The New York Times asks, “What would happen if the federal government ended its subsidies to companies that drill for oil and gas?”
The American oil and gas industry has argued that such a move would leave the United States more dependent on foreign energy.
Many environmental activists counter that ending subsidies could move the United States toward a future free of fossil fuels — helping it curtail its emissions of heat-trapping carbon dioxide into the atmosphere.
The first part of the NYT’s answer is correct insofar as it would make foreign oil and gas marginally more competitive. The second part is utter fantasy and wrong in many ways.
The question itself is far too narrow for a discussion of energy subsidies. It ignores the far, far greater subsidies for renewable energy, and it also ignore the massive regulatory burden placed on traditional energy sources — which are penalties or, in a different way of looking at it, negative subsidies.
Further discussion and graphs follow.
To begin, removing subsidies from the oil and gas industry would make foreign oil and gas marginally more competitive against it. In what was truly unthinkable just a decade ago, the U.S. is the world’s top producer of oil now:
This has happened in the face of a direct price war from OPEC (attendees of JLF Shaftesbury luncheons may remember Daniel Fine’s May 2015 presentation about it). This illustrates why Saudi billionaire Prince Prince Alwaleed bin Talal and Russian Federation President Vladimir Putin stridently oppose fracking … in the U.S.
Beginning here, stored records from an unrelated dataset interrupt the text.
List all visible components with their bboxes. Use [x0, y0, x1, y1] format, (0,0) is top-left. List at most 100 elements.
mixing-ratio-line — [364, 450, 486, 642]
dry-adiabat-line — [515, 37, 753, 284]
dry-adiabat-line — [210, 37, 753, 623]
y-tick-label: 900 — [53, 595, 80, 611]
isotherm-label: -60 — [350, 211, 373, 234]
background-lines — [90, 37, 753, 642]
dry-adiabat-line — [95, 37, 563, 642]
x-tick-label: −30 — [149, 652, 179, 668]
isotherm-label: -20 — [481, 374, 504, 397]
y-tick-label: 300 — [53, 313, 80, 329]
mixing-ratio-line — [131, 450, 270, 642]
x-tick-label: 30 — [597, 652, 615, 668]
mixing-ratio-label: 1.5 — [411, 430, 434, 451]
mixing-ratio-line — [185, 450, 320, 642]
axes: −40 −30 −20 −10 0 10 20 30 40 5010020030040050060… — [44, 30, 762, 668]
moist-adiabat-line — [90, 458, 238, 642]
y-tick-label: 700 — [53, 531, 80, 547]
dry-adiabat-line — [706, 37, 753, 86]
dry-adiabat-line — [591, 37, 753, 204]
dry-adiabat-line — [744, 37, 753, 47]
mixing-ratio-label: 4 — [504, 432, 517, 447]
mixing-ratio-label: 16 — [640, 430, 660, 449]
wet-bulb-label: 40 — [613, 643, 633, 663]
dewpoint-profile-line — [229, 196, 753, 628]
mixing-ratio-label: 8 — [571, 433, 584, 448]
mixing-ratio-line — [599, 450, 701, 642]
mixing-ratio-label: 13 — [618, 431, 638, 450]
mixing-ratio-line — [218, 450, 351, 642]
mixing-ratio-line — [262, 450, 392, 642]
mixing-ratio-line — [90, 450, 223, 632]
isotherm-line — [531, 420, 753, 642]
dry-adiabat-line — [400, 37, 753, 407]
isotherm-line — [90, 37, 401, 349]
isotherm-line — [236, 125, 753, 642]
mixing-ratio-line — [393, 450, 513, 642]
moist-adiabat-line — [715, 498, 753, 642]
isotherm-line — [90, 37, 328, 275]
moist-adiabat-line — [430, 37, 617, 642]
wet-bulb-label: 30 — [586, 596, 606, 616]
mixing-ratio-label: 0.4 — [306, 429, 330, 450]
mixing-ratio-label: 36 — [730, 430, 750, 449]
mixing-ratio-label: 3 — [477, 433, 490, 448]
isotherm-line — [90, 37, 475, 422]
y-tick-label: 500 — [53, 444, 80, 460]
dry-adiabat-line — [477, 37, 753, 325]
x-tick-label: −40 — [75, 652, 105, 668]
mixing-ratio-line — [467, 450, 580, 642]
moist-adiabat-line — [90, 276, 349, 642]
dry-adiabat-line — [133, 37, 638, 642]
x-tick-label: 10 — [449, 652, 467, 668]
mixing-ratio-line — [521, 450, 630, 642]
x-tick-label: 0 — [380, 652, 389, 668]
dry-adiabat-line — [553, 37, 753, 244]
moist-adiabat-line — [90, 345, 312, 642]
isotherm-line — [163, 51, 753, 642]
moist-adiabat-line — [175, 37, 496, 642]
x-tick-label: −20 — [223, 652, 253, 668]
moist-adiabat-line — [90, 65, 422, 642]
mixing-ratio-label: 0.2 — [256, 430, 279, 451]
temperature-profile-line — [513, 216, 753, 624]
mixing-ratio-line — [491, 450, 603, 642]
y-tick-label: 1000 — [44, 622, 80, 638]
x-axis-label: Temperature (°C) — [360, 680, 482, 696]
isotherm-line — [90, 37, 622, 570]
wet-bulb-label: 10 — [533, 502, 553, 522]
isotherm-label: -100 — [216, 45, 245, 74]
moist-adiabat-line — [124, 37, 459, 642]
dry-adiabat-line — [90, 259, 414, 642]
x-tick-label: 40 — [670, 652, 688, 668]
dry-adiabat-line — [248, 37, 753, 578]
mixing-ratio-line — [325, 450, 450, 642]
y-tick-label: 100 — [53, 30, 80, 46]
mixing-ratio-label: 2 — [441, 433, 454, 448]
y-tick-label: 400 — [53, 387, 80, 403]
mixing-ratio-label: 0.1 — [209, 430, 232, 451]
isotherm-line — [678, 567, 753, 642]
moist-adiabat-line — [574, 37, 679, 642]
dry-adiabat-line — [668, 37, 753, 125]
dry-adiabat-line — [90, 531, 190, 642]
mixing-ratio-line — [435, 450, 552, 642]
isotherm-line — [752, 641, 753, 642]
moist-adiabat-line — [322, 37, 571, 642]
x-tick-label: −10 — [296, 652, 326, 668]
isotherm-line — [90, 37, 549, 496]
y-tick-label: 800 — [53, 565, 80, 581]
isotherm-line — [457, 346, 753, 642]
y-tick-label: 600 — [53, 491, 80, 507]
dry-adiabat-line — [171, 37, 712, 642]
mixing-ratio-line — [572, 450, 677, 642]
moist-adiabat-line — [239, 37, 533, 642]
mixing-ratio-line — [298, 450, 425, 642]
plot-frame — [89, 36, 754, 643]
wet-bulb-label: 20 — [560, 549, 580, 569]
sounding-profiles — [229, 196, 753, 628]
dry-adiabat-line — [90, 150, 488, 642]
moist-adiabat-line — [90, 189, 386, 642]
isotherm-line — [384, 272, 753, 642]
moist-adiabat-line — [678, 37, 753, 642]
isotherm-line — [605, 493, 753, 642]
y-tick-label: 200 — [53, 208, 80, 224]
Now, as The Telegraph (U.K.) writes, “Texas shale oil has fought Saudi Arabia to a standstill.” The main takeaway from “OPEC’s worst fear” is this:
North America’s hydraulic frackers are cutting costs so fast that most can now produce at prices far below levels needed to fund the Saudi welfare state and its military machine, or to cover Opec budget deficits.
This cost-cutting sugests that removing subsidies would make foreign competitors marginally more competitive, but it won’t be a game changer for them.
Meanwhile, a key reason OPEC thought they could put U.S. competitors out of business by flooding the market and underpricing them is that the regulatory costs in the U.S. are so high. It’s the most regulated industry in America:
If there’s a case to make for removing subsidies for oil and gas (there is), then there is also a case for removing policies that unfairly penalize that industry as well.
The even more heavily subsidized energy sources — solar and wind — wouldn’t be in favor of that, of course. Here is how the federal government subsidizes different sources of energy production:
Could removal of subsidies for oil and gas really “move the United States toward a future free of fossil fuels”?
In a word, no.
Nature, economics, simple math, and physics are all insurmountable barriers to solar and wind being the main sources of electricity in the future. Even the hopeful idea that battery storage will some day solve the intermittency problem is rendered essentially impossible by economics and physics.
Ultimately the argument for removing subsidies from the oil and gas industry is every bit as compelling as the argument for removing subsidies from solar and wind energy. The government doesn’t need to play favorites.
As I argued last year in opposition to the legislature giving state funding for oil exploration, right after they ended a generous subsidy for solar and wind energy,
It does the citizens little good to exchange one form of energy cronies for another.
Of course, the top priority for electricity policy in North Carolina — where consumers are given no choice in who provides them electricity — absolutely must be least-cost, reliable power for captive ratepayers.
That used to be North Carolina’s standard, but that changed after the passage of its Renewable Energy Portfolio Standards (REPS) mandate.
Since then, North Carolina has been fast squandering its legacy of highly competitive electricity rates.
Here is why all that matters:
The environmentalists are also wrong about emissions, however — an error that comes from believing intermittent, unreliable, and enormously expensive renewable resources with no emissions will replace traditional sources. They won’t. They can’t. Even their research advocates know this.
It turns out that solar and wind are the most expensive ways to reduce emissions.
Meanwhile, the shift to natural gas in electricity generation over the last decade has produced actual reductions in emissions. Researchers at the National Oceanic and Atmospheric Administration (NOAA) found that the increased use of natural gas for electricity generation was responsible for the following reductions per unit of power produced from 1997 to 2012:
- 23% lower CO2 emissions
- 40% lower SO2 emissions
- 44% lower NOx emissions
The U.S. Energy Information Agency has shown that actual, falling carbon dioxide emissions over the last decade are mostly because of the change to natural gas in electricity generation:
This reduction in emissions is being done in a way that serves the top priority for electricity provision in North Carolina: least-cost, reliable power for captive consumers. Rates are down this year, and here’s why:
As you can see, fuel price decreases, primarily natural gas, have produced overall rate savings for consumers despite rate-raising impacts from the REPS law.